Practice Questions
Top 50 Security+ PBQ Examples: Performance-Based Question Practice
Performance-Based Questions (PBQs) are the most challenging part of the Security+ exam. Practice with 50 PBQ examples covering firewall configuration, log analysis, incident response, network diagrams, and more.
Firewall and Network Configuration PBQs
PBQ Example 1: Place the following firewall rules in the correct order (most specific first) to allow HTTPS traffic from the internal network to a web server in the DMZ while blocking all other traffic.
PBQ Example 2: Given a network diagram with three zones (Internet, DMZ, Internal), drag the following security controls to their correct locations: WAF, IDS, VPN concentrator, firewall.
PBQ Example 3: Configure a stateful firewall rule to allow outbound DNS queries (UDP 53) while blocking inbound DNS queries except from a specific external DNS server at 8.8.8.8.
PBQ Example 4: A network has been compromised. Place these steps in the correct incident response order: isolate affected systems, identify the vulnerability, restore from backup, document lessons learned.
PBQ Example 5: Given a list of firewall log entries, identify which entries indicate a port scan and which indicate a DoS attack.
Incident Response and Forensics PBQs
PBQ Example 6: Order the NIST incident response lifecycle phases correctly: Detection & Analysis, Post-Incident Activity, Preparation, Containment/Eradication/Recovery.
PBQ Example 7: Given a forensic acquisition scenario, select the correct order of steps: hash the original drive, create a forensic image, verify the image hash, analyze the image.
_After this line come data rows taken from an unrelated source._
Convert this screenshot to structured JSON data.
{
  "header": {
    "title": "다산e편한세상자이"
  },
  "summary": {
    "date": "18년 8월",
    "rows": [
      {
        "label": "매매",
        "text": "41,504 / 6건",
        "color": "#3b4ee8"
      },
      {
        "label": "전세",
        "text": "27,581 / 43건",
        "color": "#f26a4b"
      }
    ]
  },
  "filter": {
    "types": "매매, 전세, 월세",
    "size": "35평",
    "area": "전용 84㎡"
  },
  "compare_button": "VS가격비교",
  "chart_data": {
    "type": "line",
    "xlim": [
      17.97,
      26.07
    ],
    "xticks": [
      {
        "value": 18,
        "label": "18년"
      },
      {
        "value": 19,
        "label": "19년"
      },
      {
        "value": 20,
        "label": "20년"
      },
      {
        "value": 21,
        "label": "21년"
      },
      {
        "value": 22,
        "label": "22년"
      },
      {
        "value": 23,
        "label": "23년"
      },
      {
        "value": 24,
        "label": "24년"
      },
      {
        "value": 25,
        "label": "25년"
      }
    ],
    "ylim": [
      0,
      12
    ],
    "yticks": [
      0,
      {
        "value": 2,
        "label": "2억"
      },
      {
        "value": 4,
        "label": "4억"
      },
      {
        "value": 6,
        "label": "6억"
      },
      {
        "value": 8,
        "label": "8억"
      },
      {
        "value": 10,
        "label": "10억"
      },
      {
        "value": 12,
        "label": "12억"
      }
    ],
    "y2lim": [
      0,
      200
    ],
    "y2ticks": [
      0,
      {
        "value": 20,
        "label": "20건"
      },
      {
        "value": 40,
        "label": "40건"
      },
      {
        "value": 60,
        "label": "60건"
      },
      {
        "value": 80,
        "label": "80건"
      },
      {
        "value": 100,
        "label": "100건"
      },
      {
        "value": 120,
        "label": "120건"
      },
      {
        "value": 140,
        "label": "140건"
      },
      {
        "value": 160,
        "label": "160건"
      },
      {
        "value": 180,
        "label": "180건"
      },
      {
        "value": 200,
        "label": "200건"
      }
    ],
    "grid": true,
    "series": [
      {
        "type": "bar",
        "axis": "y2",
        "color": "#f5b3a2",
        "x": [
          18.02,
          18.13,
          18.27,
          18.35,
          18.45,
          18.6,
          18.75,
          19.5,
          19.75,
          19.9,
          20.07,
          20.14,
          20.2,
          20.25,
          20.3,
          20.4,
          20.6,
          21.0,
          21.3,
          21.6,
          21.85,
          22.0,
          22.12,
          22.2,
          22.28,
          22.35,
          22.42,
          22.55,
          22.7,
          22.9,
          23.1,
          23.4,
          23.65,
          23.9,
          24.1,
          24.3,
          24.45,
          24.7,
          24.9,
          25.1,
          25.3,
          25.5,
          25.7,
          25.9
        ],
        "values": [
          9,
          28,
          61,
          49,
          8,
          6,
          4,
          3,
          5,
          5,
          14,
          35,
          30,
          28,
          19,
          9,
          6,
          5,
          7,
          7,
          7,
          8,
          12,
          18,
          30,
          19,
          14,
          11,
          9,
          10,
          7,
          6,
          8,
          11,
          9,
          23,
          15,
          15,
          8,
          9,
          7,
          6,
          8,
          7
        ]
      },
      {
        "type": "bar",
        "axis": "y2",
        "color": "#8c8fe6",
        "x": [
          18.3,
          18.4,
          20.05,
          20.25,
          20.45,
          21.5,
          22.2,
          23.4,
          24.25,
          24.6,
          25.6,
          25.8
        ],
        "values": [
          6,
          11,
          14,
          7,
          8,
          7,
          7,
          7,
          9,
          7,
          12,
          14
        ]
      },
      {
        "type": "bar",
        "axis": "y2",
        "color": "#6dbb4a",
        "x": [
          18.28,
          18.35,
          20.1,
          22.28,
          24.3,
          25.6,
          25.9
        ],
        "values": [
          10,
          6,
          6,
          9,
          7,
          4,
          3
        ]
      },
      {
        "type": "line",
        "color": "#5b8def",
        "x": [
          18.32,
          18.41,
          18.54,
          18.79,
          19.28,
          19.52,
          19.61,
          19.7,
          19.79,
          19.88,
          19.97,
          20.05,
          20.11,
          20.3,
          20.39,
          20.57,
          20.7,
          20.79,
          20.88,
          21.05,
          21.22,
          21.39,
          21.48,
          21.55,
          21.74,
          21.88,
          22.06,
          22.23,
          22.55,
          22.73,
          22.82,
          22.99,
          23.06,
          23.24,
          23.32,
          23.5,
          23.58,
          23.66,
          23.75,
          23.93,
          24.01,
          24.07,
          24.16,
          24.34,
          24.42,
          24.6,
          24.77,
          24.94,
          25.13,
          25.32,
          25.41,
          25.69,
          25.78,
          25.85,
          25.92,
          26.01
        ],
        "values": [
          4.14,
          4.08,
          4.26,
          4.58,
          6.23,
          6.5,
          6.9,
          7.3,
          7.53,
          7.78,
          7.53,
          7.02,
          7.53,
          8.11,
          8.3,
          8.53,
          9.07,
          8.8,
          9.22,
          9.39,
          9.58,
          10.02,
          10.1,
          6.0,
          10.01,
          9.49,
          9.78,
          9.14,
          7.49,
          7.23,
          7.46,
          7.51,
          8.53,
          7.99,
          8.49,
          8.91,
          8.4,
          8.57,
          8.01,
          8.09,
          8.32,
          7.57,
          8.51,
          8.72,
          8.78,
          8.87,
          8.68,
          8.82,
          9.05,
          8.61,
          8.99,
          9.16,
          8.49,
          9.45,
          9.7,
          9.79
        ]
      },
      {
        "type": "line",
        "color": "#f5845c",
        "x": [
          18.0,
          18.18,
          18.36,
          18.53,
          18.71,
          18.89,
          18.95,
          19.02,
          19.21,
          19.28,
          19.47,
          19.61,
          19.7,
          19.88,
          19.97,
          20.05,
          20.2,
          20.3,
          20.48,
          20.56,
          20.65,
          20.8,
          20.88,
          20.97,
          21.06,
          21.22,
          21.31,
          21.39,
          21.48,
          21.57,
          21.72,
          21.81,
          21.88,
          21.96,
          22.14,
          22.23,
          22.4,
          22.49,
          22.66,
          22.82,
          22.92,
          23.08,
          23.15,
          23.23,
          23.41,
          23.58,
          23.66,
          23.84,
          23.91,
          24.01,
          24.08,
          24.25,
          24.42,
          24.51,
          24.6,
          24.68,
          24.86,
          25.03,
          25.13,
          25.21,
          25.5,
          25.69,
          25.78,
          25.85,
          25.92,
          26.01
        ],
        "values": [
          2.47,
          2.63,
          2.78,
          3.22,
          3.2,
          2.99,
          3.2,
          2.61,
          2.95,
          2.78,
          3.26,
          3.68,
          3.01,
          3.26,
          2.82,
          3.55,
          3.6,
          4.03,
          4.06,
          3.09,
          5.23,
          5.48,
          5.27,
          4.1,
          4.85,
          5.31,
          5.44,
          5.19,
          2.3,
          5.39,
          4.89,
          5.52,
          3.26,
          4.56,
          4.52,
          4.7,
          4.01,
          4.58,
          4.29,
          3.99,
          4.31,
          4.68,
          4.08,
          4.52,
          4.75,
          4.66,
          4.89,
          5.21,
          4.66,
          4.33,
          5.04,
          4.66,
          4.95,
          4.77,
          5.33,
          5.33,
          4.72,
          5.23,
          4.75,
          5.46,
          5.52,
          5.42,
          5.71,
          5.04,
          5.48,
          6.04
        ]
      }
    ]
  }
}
PBQ Example 8: A user reports a phishing email. Select the three correct actions from a list of six options.
PBQ Example 9: Given a SIEM alert showing multiple failed logins followed by a successful login from a foreign IP address, select the correct incident classification and initial response.
PBQ Example 10: Arrange the chain of custody documentation steps in the correct order.
Encryption and PKI PBQs
PBQ Example 11: Drag each encryption algorithm to its correct category: AES (symmetric), RSA (asymmetric), SHA-256 (hashing), 3DES (symmetric), ECC (asymmetric).
PBQ Example 12: Order the steps of a TLS handshake correctly: client hello, server certificate, key exchange, encrypted communication.
PBQ Example 13: Given a scenario where a certificate is revoked, select the correct mechanism (CRL or OCSP) and explain why.
PBQ Example 14: Place the PKI hierarchy components in correct order: Root CA, Intermediate CA, End-Entity Certificate.
PBQ Example 15: A certificate has expired. Select the correct actions to resolve the issue from a list of options.
Access Control and IAM PBQs
PBQ Example 16: Given a list of user access requirements, assign each user to the correct RBAC role (Administrator, Auditor, User).
PBQ Example 17: Order the authentication process steps for Kerberos: obtain TGT, request service ticket, authenticate to KDC, access service.
PBQ Example 18: Select the correct MFA combination for a given security requirement (e.g., password + TOTP, smart card + PIN).
PBQ Example 19: Given an access control scenario, identify whether MAC, DAC, RBAC, or ABAC is being used.
PBQ Example 20: Configure a PAM system to grant temporary admin access for a specific maintenance window.
Tips for PBQ Success
Read the instructions carefully — PBQs have specific interaction methods (drag-and-drop, select from list, order steps, fill in blanks). Flag PBQs and attempt them first while you have the most time, or skip and return — whichever you prefer during practice. Don't leave PBQs blank — partial credit may be possible. Focus on PBQ topics that appear most frequently: firewall configuration, incident response ordering, and forensic steps. Practice with PBQ simulators to get comfortable with the interactive format before exam day.